To the curators credit, the  craft of these disperse objects is excellent, which speaks to the organizing principle of her selection process and then of the installation. And the show as a whole looks good and invites people to enter in, perhaps by virtue of how seductive its surface approachability is. The trouble is that the vectors are predictable. And themes like this should be forced to narrow down else risk PC liteness. Genetic mutations at 80 degrees, craft striving for art cred at 30.

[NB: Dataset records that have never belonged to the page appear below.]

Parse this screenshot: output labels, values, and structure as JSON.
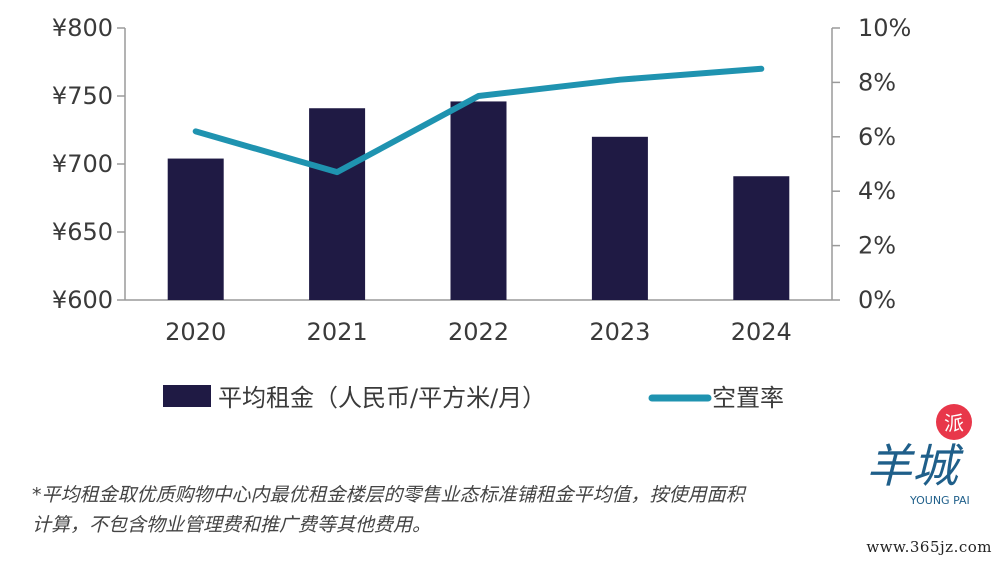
{
  "chart_data": {
    "type": "bar",
    "categories": [
      "2020",
      "2021",
      "2022",
      "2023",
      "2024"
    ],
    "series": [
      {
        "name": "平均租金（人民币/平方米/月）",
        "kind": "bar",
        "axis": "left",
        "values": [
          704,
          741,
          746,
          720,
          691
        ],
        "color": "#1f1a44"
      },
      {
        "name": "空置率",
        "kind": "line",
        "axis": "right",
        "values": [
          6.2,
          4.7,
          7.5,
          8.1,
          8.5
        ],
        "color": "#1f93b0"
      }
    ],
    "left_axis": {
      "ylim": [
        600,
        800
      ],
      "ticks": [
        600,
        650,
        700,
        750,
        800
      ],
      "tick_labels": [
        "¥600",
        "¥650",
        "¥700",
        "¥750",
        "¥800"
      ]
    },
    "right_axis": {
      "ylim": [
        0,
        10
      ],
      "ticks": [
        0,
        2,
        4,
        6,
        8,
        10
      ],
      "tick_labels": [
        "0%",
        "2%",
        "4%",
        "6%",
        "8%",
        "10%"
      ]
    },
    "grid": false,
    "legend": "bottom"
  },
  "footnote": {
    "line1": "*平均租金取优质购物中心内最优租金楼层的零售业态标准铺租金平均值，按使用面积",
    "line2": "计算，不包含物业管理费和推广费等其他费用。"
  },
  "watermark": {
    "logo_text": "羊城",
    "badge_text": "派",
    "sub_text": "YOUNG PAI",
    "url": "www.365jz.com"
  }
}
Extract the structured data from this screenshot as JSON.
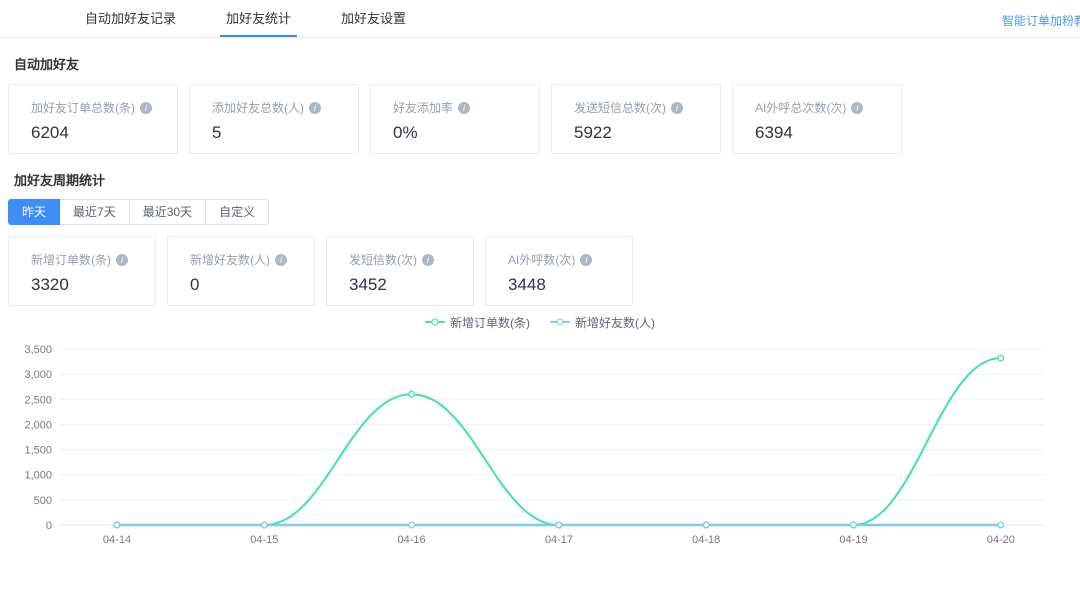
{
  "tabs": [
    {
      "label": "自动加好友记录",
      "active": false
    },
    {
      "label": "加好友统计",
      "active": true
    },
    {
      "label": "加好友设置",
      "active": false
    }
  ],
  "header_link": "智能订单加粉教程",
  "icons": {
    "info_glyph": "i"
  },
  "colors": {
    "accent": "#3d8bf2",
    "series_teal": "#3fe0b4",
    "series_blue": "#7ec9f5"
  },
  "section1": {
    "title": "自动加好友",
    "cards": [
      {
        "label": "加好友订单总数(条)",
        "value": "6204"
      },
      {
        "label": "添加好友总数(人)",
        "value": "5"
      },
      {
        "label": "好友添加率",
        "value": "0%"
      },
      {
        "label": "发送短信总数(次)",
        "value": "5922"
      },
      {
        "label": "AI外呼总次数(次)",
        "value": "6394"
      }
    ]
  },
  "section2": {
    "title": "加好友周期统计",
    "filters": [
      {
        "label": "昨天",
        "active": true
      },
      {
        "label": "最近7天",
        "active": false
      },
      {
        "label": "最近30天",
        "active": false
      },
      {
        "label": "自定义",
        "active": false
      }
    ],
    "cards": [
      {
        "label": "新增订单数(条)",
        "value": "3320"
      },
      {
        "label": "新增好友数(人)",
        "value": "0"
      },
      {
        "label": "发短信数(次)",
        "value": "3452"
      },
      {
        "label": "AI外呼数(次)",
        "value": "3448"
      }
    ]
  },
  "chart_data": {
    "type": "line",
    "title": "",
    "xlabel": "",
    "ylabel": "",
    "x": [
      "04-14",
      "04-15",
      "04-16",
      "04-17",
      "04-18",
      "04-19",
      "04-20"
    ],
    "series": [
      {
        "name": "新增订单数(条)",
        "color": "#3fe0b4",
        "values": [
          0,
          0,
          2600,
          0,
          0,
          0,
          3320
        ]
      },
      {
        "name": "新增好友数(人)",
        "color": "#7ec9f5",
        "values": [
          0,
          0,
          0,
          0,
          0,
          0,
          0
        ]
      }
    ],
    "ylim": [
      0,
      3500
    ],
    "ytick_step": 500,
    "grid": true,
    "smooth": true,
    "legend_position": "top-center"
  }
}
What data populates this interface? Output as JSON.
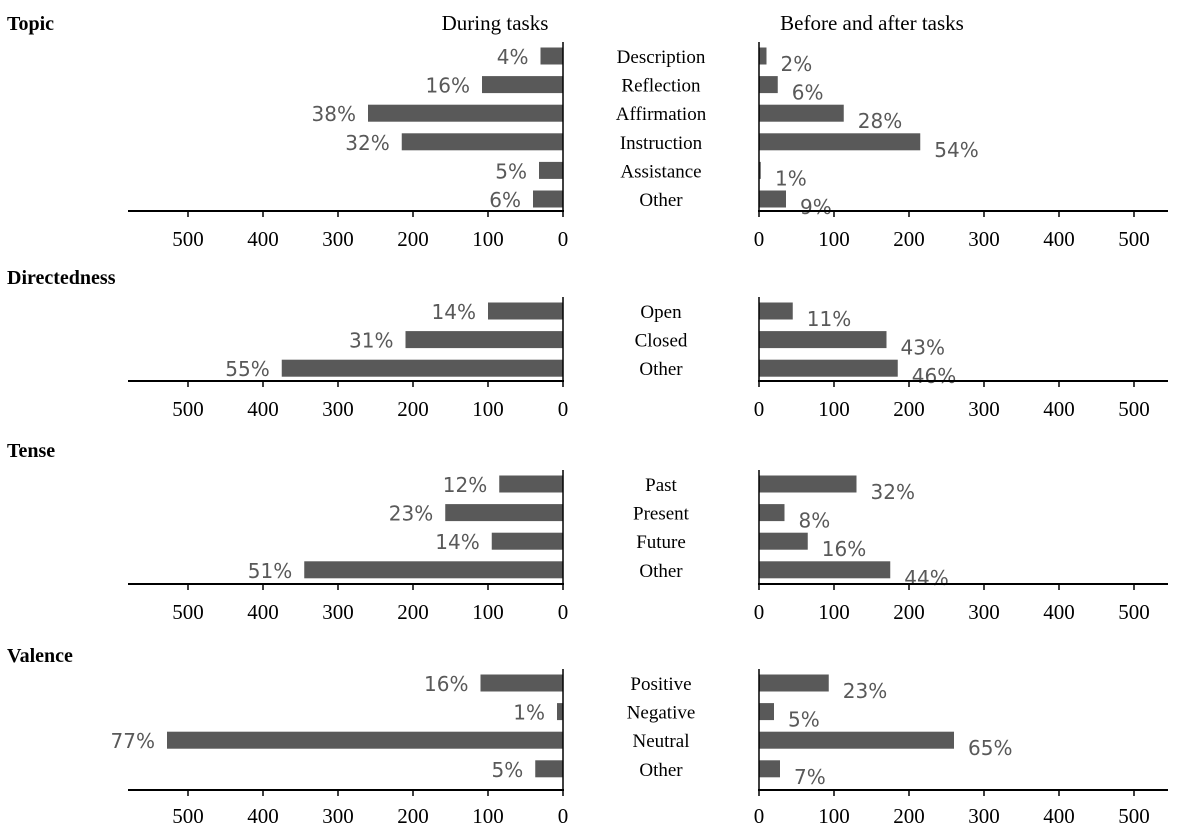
{
  "chart_data": {
    "type": "bar",
    "orientation": "horizontal",
    "layout": "back-to-back",
    "column_titles": {
      "left": "During tasks",
      "right": "Before and after tasks"
    },
    "axis_ticks": [
      0,
      100,
      200,
      300,
      400,
      500
    ],
    "xlim": [
      0,
      570
    ],
    "bar_color": "#595959",
    "panels": [
      {
        "title": "Topic",
        "categories": [
          "Description",
          "Reflection",
          "Affirmation",
          "Instruction",
          "Assistance",
          "Other"
        ],
        "during": {
          "values": [
            30,
            108,
            260,
            215,
            32,
            40
          ],
          "labels": [
            "4%",
            "16%",
            "38%",
            "32%",
            "5%",
            "6%"
          ]
        },
        "before_after": {
          "values": [
            10,
            25,
            113,
            215,
            2,
            36
          ],
          "labels": [
            "2%",
            "6%",
            "28%",
            "54%",
            "1%",
            "9%"
          ]
        }
      },
      {
        "title": "Directedness",
        "categories": [
          "Open",
          "Closed",
          "Other"
        ],
        "during": {
          "values": [
            100,
            210,
            375
          ],
          "labels": [
            "14%",
            "31%",
            "55%"
          ]
        },
        "before_after": {
          "values": [
            45,
            170,
            185
          ],
          "labels": [
            "11%",
            "43%",
            "46%"
          ]
        }
      },
      {
        "title": "Tense",
        "categories": [
          "Past",
          "Present",
          "Future",
          "Other"
        ],
        "during": {
          "values": [
            85,
            157,
            95,
            345
          ],
          "labels": [
            "12%",
            "23%",
            "14%",
            "51%"
          ]
        },
        "before_after": {
          "values": [
            130,
            34,
            65,
            175
          ],
          "labels": [
            "32%",
            "8%",
            "16%",
            "44%"
          ]
        }
      },
      {
        "title": "Valence",
        "categories": [
          "Positive",
          "Negative",
          "Neutral",
          "Other"
        ],
        "during": {
          "values": [
            110,
            8,
            528,
            37
          ],
          "labels": [
            "16%",
            "1%",
            "77%",
            "5%"
          ]
        },
        "before_after": {
          "values": [
            93,
            20,
            260,
            28
          ],
          "labels": [
            "23%",
            "5%",
            "65%",
            "7%"
          ]
        }
      }
    ]
  }
}
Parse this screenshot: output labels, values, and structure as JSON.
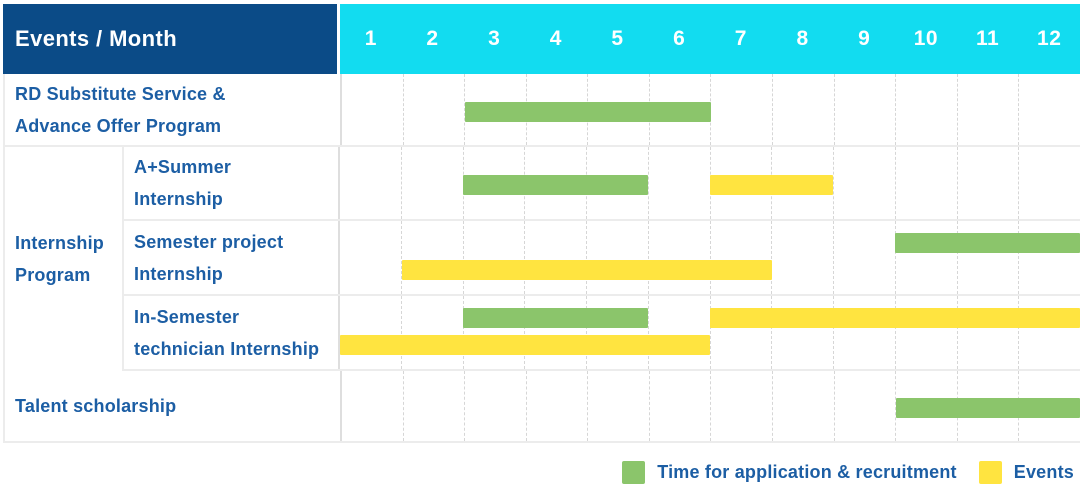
{
  "colors": {
    "header_bg": "#0B4B87",
    "month_header_bg": "#12DCF0",
    "bar_green": "#8BC56B",
    "bar_yellow": "#FFE440",
    "label_text": "#1C5EA4",
    "header_text": "#FFFFFF"
  },
  "table": {
    "header": {
      "corner_label": "Events / Month"
    }
  },
  "legend": {
    "items": [
      {
        "id": "application",
        "label": "Time for application & recruitment",
        "color": "#8BC56B"
      },
      {
        "id": "events",
        "label": "Events",
        "color": "#FFE440"
      }
    ]
  },
  "chart_data": {
    "type": "gantt",
    "title": "Events / Month",
    "x": {
      "unit": "month",
      "ticks": [
        "1",
        "2",
        "3",
        "4",
        "5",
        "6",
        "7",
        "8",
        "9",
        "10",
        "11",
        "12"
      ],
      "range": [
        1,
        12
      ]
    },
    "legend": [
      {
        "name": "Time for application & recruitment",
        "color": "#8BC56B"
      },
      {
        "name": "Events",
        "color": "#FFE440"
      }
    ],
    "group_label_lines": [
      "Internship",
      "Program"
    ],
    "rows": [
      {
        "label": "RD Substitute Service & Advance Offer Program",
        "label_lines": [
          "RD Substitute Service &",
          "Advance Offer Program"
        ],
        "group": null,
        "bars": [
          {
            "series": "Time for application & recruitment",
            "color": "green",
            "start_month": 3,
            "end_month": 6,
            "lane": "mid"
          }
        ]
      },
      {
        "label": "A+Summer Internship",
        "label_lines": [
          "A+Summer",
          "Internship"
        ],
        "group": "Internship Program",
        "bars": [
          {
            "series": "Time for application & recruitment",
            "color": "green",
            "start_month": 3,
            "end_month": 5,
            "lane": "mid"
          },
          {
            "series": "Events",
            "color": "yellow",
            "start_month": 7,
            "end_month": 8,
            "lane": "mid"
          }
        ]
      },
      {
        "label": "Semester project Internship",
        "label_lines": [
          "Semester project",
          "Internship"
        ],
        "group": "Internship Program",
        "bars": [
          {
            "series": "Time for application & recruitment",
            "color": "green",
            "start_month": 10,
            "end_month": 12,
            "lane": "top"
          },
          {
            "series": "Events",
            "color": "yellow",
            "start_month": 2,
            "end_month": 7,
            "lane": "bottom"
          }
        ]
      },
      {
        "label": "In-Semester technician Internship",
        "label_lines": [
          "In-Semester",
          "technician Internship"
        ],
        "group": "Internship Program",
        "bars": [
          {
            "series": "Time for application & recruitment",
            "color": "green",
            "start_month": 3,
            "end_month": 5,
            "lane": "top"
          },
          {
            "series": "Events",
            "color": "yellow",
            "start_month": 7,
            "end_month": 12,
            "lane": "top"
          },
          {
            "series": "Events",
            "color": "yellow",
            "start_month": 1,
            "end_month": 6,
            "lane": "bottom"
          }
        ]
      },
      {
        "label": "Talent scholarship",
        "label_lines": [
          "Talent scholarship"
        ],
        "group": null,
        "bars": [
          {
            "series": "Time for application & recruitment",
            "color": "green",
            "start_month": 10,
            "end_month": 12,
            "lane": "mid"
          }
        ]
      }
    ]
  }
}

Still. There were highlights of the show for me. On first sight I loved Stephanie Metzs felted wool critters and appreciated she eschewed color for white or that strange hue my mother used to call “bone.” As a concept for a visual project, I also really liked Robert Dorhmanns  Davison Grant Genetics simulated biotech company, but the visual content took back row to the wall text.

As a dimension-bending-installation, Alison Petty Ragguettes Cross Section and Amnioforms were the shows strange fruit of choice,  while Luke Shaws robots riffing on 70s cartoons hit my nostalgia gene. Painter Heidi Taillefers work  is formally excellent, but again, and sadly at the end of the day this show struck me as something  that could have been an MFA student show. But the advisors from art history, and Joseph Kosuth, had gone missing.

(Top photo: Stephanie Metz, Milk Cow. Felted Wool. 9 “H x 5″W x 15″D. 2005.)